![]()
Rabu 18 Februari 2026 18:25 pm oleh rus bkm
Anggota DPRD Makassar, Udin Saputra Malik melaksanakan reses di BTN Hamzy Blok L RW 03, Kelurahan Tamalanrea Indah, Kecamatan Tamalanrea, Rabu (18/2/2026).
MAKASSAR, BKM — Persoalan tata lingkungan permukiman kembali mengemuka dalam agenda reses anggota DPRD Kota Makassar. Anggota DPRD Makassar, Udin Saputra Malik, melaksanakan Reses Kedua Masa Sidang Kedua Tahun Anggaran 2025/2026 di BTN Hamzy Blok L RW 03, Kelurahan Tamalanrea Indah, Kecamatan Tamalanrea, Rabu (18/2/2026).
Dalam dialog bersama warga, persoalan parkir kos-kosan menjadi keluhan utama. Warga menilai banyak rumah kos tidak memiliki lahan parkir memadai sehingga kendaraan penghuni diparkir di badan jalan dan mengganggu aktivitas lalu lintas lingkungan.

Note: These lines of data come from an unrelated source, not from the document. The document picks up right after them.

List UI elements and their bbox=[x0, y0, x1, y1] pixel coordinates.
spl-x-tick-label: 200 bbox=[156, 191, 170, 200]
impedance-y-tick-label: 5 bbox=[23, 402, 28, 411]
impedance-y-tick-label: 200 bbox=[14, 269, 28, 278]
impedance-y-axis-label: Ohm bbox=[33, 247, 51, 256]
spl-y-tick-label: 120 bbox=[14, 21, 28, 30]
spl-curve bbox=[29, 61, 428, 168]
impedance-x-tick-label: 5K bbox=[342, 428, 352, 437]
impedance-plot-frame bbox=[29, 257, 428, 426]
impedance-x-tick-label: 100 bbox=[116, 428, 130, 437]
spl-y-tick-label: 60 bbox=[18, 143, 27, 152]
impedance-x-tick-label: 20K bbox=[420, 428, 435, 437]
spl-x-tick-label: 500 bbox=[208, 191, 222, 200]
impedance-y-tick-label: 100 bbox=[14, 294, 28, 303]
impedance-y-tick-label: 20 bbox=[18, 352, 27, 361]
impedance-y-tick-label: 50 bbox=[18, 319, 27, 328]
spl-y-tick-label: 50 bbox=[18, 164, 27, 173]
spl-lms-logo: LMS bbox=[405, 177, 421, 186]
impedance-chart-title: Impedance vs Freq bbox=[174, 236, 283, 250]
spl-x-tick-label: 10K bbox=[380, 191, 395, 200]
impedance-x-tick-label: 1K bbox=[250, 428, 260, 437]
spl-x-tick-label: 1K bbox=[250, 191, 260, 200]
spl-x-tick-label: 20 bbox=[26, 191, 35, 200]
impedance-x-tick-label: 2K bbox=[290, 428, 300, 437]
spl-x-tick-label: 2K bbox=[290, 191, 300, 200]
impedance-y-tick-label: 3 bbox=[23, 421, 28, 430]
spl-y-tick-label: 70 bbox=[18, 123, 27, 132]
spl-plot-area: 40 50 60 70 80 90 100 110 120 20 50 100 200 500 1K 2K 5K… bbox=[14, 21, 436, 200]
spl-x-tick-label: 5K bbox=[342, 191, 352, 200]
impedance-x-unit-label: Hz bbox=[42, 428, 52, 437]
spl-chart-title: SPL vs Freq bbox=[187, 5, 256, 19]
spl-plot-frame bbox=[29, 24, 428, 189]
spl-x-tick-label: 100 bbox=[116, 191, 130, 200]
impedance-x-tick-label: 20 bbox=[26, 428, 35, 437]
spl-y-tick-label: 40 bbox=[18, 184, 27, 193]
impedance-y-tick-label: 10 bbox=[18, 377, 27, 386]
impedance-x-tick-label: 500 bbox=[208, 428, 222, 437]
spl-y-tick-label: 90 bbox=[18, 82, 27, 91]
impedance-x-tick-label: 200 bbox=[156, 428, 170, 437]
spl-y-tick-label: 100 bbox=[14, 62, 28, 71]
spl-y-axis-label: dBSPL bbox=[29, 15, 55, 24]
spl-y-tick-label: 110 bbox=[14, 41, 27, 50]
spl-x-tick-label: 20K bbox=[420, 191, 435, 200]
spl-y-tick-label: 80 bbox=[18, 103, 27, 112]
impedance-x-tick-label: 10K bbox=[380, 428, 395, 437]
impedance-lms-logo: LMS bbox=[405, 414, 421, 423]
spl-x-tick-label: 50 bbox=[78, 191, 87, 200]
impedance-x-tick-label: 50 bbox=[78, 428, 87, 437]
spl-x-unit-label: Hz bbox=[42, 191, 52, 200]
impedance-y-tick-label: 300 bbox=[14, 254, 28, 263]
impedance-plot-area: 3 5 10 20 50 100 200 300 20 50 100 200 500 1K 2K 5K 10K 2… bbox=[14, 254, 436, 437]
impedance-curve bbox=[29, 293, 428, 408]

Menanggapi hal tersebut, anggota Komisi A DPRD Makassar ini menjelaskan bahwa persoalan parkir kos-kosan merupakan masalah kompleks yang tidak bisa diselesaikan secara sepihak. Ia menyebutkan, regulasi terkait parkir sebenarnya telah dibahas, namun penerapannya kerap menemui kendala di lapangan.
“Perda terkait parkir itu bukan tidak ada, tapi pelaksanaannya rumit. Ini bukan hanya tugas DPRD atau wali kota, melainkan membutuhkan kesadaran bersama,” ujarnya.
Ia mendorong warga agar aktif melaporkan kos-kosan yang dinilai melanggar, khususnya yang menggunakan bahu jalan untuk kepentingan pribadi. Menurutnya, laporan sebaiknya disampaikan secara tertulis agar memiliki dasar hukum yang kuat untuk ditindaklanjuti.
“Kalau ada kos-kosan yang mengganggu jalan, silakan dilaporkan secara tertulis. Itu menjadi dasar kami untuk turun melakukan sidak bersama PTSP, Satpol PP, dan Dinas Perhubungan,” jelasnya.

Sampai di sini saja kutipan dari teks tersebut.